Elle n’en est pas à son coup d’essai. Lous, le monde de la musique, elle le connaît. Forte de déjà 7 EPs et 52 titres, cette fois l’artiste attaque avec un premier clip, annonciateur d’un nouvel album qui arrivera bien vite. Scotché.es. C’est comme ça qu’il nous laisse. Tout est parfaitement calibré, de l’image à la choré. Dilemme est une réalisation de Wendy Morgan.

Meet Lous. Lous avec un s, parce que c’est comme ça que ça se prononce. Et peut-être un peu parce qu’elle est plurielle aussi. On aimerait faire connaissance, mais on ne sait pas avec qui : avec celle qui trône, (se)reine, sur ces marches d’escalier  ? Ou celle qui danse, secouée et énergique, comme possédée, dans l’effervescence de la street ? Tantôt robe longue et colorée.

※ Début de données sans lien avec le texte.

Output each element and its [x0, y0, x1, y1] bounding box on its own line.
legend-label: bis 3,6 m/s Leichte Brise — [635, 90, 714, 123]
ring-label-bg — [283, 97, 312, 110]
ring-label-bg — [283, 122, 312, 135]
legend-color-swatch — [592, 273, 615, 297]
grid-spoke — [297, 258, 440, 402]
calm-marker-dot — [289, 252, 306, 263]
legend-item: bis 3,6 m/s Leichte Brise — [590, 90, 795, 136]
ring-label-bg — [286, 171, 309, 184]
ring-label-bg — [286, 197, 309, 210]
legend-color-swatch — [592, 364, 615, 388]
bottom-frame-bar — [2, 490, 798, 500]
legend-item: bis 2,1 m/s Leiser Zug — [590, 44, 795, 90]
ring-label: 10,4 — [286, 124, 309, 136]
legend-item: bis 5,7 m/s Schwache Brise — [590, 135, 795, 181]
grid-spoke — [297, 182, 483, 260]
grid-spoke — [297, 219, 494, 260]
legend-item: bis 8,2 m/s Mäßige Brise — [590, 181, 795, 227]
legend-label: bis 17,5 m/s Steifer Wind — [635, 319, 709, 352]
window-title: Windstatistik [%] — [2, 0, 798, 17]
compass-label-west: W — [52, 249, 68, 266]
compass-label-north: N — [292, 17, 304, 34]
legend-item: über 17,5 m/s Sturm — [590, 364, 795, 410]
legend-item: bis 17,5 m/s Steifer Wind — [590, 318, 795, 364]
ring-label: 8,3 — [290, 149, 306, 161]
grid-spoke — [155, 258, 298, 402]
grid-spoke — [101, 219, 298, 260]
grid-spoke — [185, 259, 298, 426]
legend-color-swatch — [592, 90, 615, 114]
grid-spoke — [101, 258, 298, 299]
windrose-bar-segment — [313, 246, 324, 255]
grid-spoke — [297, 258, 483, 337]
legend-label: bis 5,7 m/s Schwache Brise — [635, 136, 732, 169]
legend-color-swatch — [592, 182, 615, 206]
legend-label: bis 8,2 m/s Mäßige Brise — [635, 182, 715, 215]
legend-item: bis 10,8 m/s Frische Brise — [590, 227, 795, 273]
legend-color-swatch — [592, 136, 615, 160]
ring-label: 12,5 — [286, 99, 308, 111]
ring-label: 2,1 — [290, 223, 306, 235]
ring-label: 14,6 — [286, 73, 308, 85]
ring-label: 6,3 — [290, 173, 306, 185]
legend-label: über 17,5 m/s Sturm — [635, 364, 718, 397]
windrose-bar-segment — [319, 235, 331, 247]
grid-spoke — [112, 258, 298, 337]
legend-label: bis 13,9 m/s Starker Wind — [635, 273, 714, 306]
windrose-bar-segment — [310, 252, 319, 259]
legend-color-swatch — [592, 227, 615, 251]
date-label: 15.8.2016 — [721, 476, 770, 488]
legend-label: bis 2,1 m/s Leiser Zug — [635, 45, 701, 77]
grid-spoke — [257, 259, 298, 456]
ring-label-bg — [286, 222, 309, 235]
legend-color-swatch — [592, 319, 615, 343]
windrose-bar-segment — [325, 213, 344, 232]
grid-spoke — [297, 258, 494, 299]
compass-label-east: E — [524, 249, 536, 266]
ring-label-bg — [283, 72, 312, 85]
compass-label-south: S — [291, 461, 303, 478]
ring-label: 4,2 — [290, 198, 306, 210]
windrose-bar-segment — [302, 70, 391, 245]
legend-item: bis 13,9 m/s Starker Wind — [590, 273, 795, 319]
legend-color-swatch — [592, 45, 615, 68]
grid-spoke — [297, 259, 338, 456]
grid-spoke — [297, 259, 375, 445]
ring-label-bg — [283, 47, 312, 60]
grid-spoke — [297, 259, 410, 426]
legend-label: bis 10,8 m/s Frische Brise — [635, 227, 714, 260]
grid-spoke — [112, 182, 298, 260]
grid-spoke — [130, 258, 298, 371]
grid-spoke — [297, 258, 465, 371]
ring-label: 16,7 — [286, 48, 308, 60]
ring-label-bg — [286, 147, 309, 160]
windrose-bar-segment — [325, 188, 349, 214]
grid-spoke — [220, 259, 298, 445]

Tantôt urbaine, et épurée. Elle change de perruque comme elle change de chemise. Tous les contrastes nous saisissent.

Avec ce premier clip, Lous frappe fort. Comme un coup de point dans le ventre. Bam. Elle nous tient en haleine, pendant toute la durée de la vidéo. Elle, et ceux qui dansent autour. Car il faut le dire aussi : il y a cette chorégraphie brillante, signée Abdou Nije. Là, également, tout s’oppose : danse schizophrénique, entre immobilisme et gestes frénétiques. Les corps contorsionnés et les mouvements saccadés rappellent presque le talent de Sherrie Silver (chorégraphe de This is America). 

Finalement, le Dilemme, ce n’est pas seulement celui auquel Lous se heurte. C’est aussi celui dans lequel elle nous plonge.  À son timbre de miel répond un texte acerbe, cri de colère un peu amer. Elle paraît forte, armée par la vie. Mais un peu abîmée et vulnérable aussi. Et malgré tous ces contrastes, Lous nous met d’accord : c’est peu dire que le clip envoûte, il ensorcelle. Vivement l’album.